‘Devletli’ G.Saray ve aptal vatandaş Fener

‘Devletli’ G.Saray ve aptal vatandaş Fener
Serdar Ali Çelikler yazdı

SAYIN Ünal Aysal kendi TV’sine yaptığı açıklamada “Hükümetten 3 yıldır bir destek görmedik” demiş. Hükümetten kasıt Başbakan Erdoğan ile yakın ilişki ise Sayın Aysal sonuna kadar haklı. Hükümetten kasıt bakanlar kurulu ile ilişki ise orada da sımsıcak ilişkiler olduğunu söyleyemeyiz. Ama konuyu hükümetten çıkarıp ‘DEVLET’e getirdiğimizde durum 180 derece değişiyor.

– G.Saray vergi ödemez; 140 milyon liralık borcunu ya afla ya da uzlaşma ile ‘halledebilir’. Adeta 70 milyon dolarlık sponsorluk anlaşması bizzat DEVLET tarafından yapılır.

– G.Saray stadını verip daha büyük stada geçer. Sami Yen’i büyütemeyecek; dolayısıyla bugünkü kadar gelir sağlayamayacakken daha büyük stadyuma geçme taahhütlerini yerine getirmez. Misal çatıyı yapmadığı için doğan 20 milyon dolarlık ceza silinir. Yapması gereken 15 bin kişilik stadı yapmaz. 7-8 milyon dolardan kurtulur.

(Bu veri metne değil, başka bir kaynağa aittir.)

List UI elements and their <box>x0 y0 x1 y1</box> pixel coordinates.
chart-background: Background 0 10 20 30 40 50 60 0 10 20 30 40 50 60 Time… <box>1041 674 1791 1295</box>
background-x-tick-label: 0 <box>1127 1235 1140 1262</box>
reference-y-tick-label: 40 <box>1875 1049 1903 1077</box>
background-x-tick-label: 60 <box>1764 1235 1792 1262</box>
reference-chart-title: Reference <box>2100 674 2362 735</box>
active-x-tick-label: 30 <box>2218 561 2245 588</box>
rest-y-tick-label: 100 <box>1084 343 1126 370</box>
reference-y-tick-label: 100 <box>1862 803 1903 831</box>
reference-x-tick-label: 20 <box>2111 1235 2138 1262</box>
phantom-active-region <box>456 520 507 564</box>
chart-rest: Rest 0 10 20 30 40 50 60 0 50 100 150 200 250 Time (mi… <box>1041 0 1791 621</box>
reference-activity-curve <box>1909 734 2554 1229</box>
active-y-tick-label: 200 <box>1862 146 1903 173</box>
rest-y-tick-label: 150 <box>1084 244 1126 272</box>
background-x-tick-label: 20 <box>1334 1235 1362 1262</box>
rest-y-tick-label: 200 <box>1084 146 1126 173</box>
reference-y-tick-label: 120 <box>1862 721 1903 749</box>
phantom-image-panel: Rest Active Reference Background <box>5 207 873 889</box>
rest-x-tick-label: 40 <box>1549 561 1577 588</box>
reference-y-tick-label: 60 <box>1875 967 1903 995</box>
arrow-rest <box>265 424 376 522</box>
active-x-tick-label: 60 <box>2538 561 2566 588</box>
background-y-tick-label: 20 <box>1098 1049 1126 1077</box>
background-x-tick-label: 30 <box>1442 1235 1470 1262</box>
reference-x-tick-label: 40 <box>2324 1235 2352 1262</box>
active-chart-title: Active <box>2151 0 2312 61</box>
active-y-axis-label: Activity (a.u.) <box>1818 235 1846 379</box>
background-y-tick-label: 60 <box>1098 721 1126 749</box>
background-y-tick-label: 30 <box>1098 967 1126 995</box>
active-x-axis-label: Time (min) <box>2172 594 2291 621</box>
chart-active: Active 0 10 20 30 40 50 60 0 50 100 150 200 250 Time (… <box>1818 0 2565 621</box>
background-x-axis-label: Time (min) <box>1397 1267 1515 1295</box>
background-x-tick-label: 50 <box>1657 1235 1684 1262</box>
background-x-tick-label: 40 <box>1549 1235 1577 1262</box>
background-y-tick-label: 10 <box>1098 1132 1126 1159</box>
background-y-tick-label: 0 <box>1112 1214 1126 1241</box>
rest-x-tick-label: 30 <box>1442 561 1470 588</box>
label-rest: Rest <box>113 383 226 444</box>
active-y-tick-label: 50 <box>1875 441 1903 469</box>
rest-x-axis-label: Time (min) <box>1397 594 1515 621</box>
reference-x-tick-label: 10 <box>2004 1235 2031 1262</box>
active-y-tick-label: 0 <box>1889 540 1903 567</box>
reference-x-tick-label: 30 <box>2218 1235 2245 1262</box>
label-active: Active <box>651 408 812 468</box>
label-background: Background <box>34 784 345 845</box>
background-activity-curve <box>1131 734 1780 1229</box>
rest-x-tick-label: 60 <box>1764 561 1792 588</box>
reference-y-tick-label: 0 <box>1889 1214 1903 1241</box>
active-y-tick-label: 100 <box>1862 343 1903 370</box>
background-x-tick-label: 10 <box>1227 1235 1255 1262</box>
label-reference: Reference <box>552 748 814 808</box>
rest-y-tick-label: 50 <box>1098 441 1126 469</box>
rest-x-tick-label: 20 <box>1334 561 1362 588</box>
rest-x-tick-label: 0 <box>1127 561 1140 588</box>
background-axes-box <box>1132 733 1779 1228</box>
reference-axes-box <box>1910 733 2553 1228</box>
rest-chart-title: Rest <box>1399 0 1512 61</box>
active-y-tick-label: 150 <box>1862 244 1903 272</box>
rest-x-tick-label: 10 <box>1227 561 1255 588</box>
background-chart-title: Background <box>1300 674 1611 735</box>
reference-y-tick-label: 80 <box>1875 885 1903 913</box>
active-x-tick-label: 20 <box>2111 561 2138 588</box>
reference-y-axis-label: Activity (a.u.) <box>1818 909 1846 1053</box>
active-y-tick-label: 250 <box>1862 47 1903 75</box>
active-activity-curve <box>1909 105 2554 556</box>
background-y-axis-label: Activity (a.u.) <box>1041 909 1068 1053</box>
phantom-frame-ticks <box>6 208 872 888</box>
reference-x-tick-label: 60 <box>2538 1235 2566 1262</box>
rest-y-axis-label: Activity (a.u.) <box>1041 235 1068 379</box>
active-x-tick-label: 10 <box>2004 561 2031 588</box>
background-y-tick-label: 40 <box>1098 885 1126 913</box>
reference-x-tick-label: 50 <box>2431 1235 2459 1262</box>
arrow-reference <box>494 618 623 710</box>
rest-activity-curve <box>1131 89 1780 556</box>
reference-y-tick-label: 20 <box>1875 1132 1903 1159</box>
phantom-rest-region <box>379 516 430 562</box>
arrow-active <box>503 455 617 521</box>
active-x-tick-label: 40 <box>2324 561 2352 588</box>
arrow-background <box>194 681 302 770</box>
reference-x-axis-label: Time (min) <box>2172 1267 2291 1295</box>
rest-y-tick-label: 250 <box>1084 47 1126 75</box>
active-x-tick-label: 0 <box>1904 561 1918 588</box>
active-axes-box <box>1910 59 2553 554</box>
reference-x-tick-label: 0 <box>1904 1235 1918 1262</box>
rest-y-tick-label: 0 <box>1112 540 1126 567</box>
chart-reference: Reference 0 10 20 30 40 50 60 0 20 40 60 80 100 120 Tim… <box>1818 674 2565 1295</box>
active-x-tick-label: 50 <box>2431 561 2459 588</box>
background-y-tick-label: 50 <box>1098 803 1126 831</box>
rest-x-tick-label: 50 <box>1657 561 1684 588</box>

– G.Saray borsada tarihte kimsenin yapamadığı; bundan sonra da yapamayacağı “ölme eşeğim ölme yonca bitsin de ye” mantığıyla bedelli artırım yapar; 172 milyon lirayı daha cebe atar. Buna izin verenler 2 yıldır soruşturulur ama hiçbir şey çıkmaz.

Örnekleri artırmak mümkün. Medeni ve hukukun gerçekten işlediği; ‘herkes için adalet’in olduğu bir ülkede asla olmayacak şeyler G.Saray için uygulanır. Bürokraside; emniyette; medyada; iş dünyasında en kuvvetli takım G.Saray’dır. Çok sevilen ifadeyle YENİ TÜRKİYE’nin YENİ DEVLETİ’nde en büyük Cim Bom’dur.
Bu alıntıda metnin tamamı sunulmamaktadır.